Among the two children who perished were brothers Allan and David Hough, five and two respectively, alongside their mother Nancy, aged 33.
Their father Ernie, a painter and decorator, only escaped because he had joined the army two weeks’ previously.
His family’s bodies were eventually discovered, covered by masonry, on Christmas Day, and buried at Hale Cemetery on December 30th. Ernie later remarried but did not have any more children, and died aged 55.
Six houses were demolished in the bombing – numbers 83, 85, 97, 98 and 91 Oakfield Road, plus the first house on Moss Lane – which hit Altrincham just before 8.30pm.
Another family wiped out in the bombing was the Sanders family, who ran the sweet shop. Peter, 32, Gladys, 28, and son Kenneth, aged two, were all killed at 43 Moss Lane. Their dog survived and was found in Kenneth’s pram.
Altrincham had also been hit on the first night of the ‘Manchester Blitz’ – at 2am on the morning of December 23rd – when a high explosive bomb landed at the entrance of Stamford Park, by Charter Road and Mayors Road.
The bombing severely damaged the corner shop and houses opposite, including the house of Edwin and Maud Jenyons.
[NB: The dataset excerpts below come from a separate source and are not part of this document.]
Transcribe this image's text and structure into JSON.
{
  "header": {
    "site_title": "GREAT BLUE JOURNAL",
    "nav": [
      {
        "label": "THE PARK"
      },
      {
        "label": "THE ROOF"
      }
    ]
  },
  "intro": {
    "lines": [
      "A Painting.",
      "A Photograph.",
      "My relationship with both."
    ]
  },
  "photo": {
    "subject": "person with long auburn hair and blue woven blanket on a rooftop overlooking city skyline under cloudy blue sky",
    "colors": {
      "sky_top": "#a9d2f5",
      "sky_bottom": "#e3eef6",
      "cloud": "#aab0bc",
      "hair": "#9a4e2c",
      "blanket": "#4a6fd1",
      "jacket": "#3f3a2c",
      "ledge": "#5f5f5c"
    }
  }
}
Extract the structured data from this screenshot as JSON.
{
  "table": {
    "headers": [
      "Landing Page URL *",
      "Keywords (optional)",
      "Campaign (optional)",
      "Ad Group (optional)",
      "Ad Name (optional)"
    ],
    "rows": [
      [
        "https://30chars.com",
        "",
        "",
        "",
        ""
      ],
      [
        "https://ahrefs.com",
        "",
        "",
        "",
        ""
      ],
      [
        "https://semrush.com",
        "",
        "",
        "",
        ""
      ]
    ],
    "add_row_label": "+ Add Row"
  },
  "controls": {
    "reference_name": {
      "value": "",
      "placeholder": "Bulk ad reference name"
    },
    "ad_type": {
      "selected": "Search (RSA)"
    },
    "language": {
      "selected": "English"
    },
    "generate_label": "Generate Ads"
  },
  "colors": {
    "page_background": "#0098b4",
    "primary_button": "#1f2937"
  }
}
Their daughter Florence Fairbank, 37, and her daughter June, 11, were staying with them over the Christmas holidays.
In light of the damage, Annie Clark, who lived 89 Oakfield Street, kindly offered to temporarily put them up at her house.
Tragically, Annie’s house was hit in the evening bombing, and Edwin, his daughter and grand-daughter all died. Edwin was serving as an Air Raid Warden when he died; his wife Maud, having survived both explosions, eventually died in 1970 aged 85.
The Manchester Blitz was the heaviest of three raids to hit the city during World War Two. In the city, Manchester Cathedral, the Royal Exchange and the Free Trade Hall were among the large buildings damaged.
Many large firms were concentrated in the Trafford Park area – included the aircraft manufacturer A V Roe which produced Manchester and Lancaster bombers – making it an important target for German bombers.
Susan Jones, who was 16 at the time of the ‘Blitz’, said: “It was a dreadful thing. I looked up at the sky and it seemed like everything was on fire.”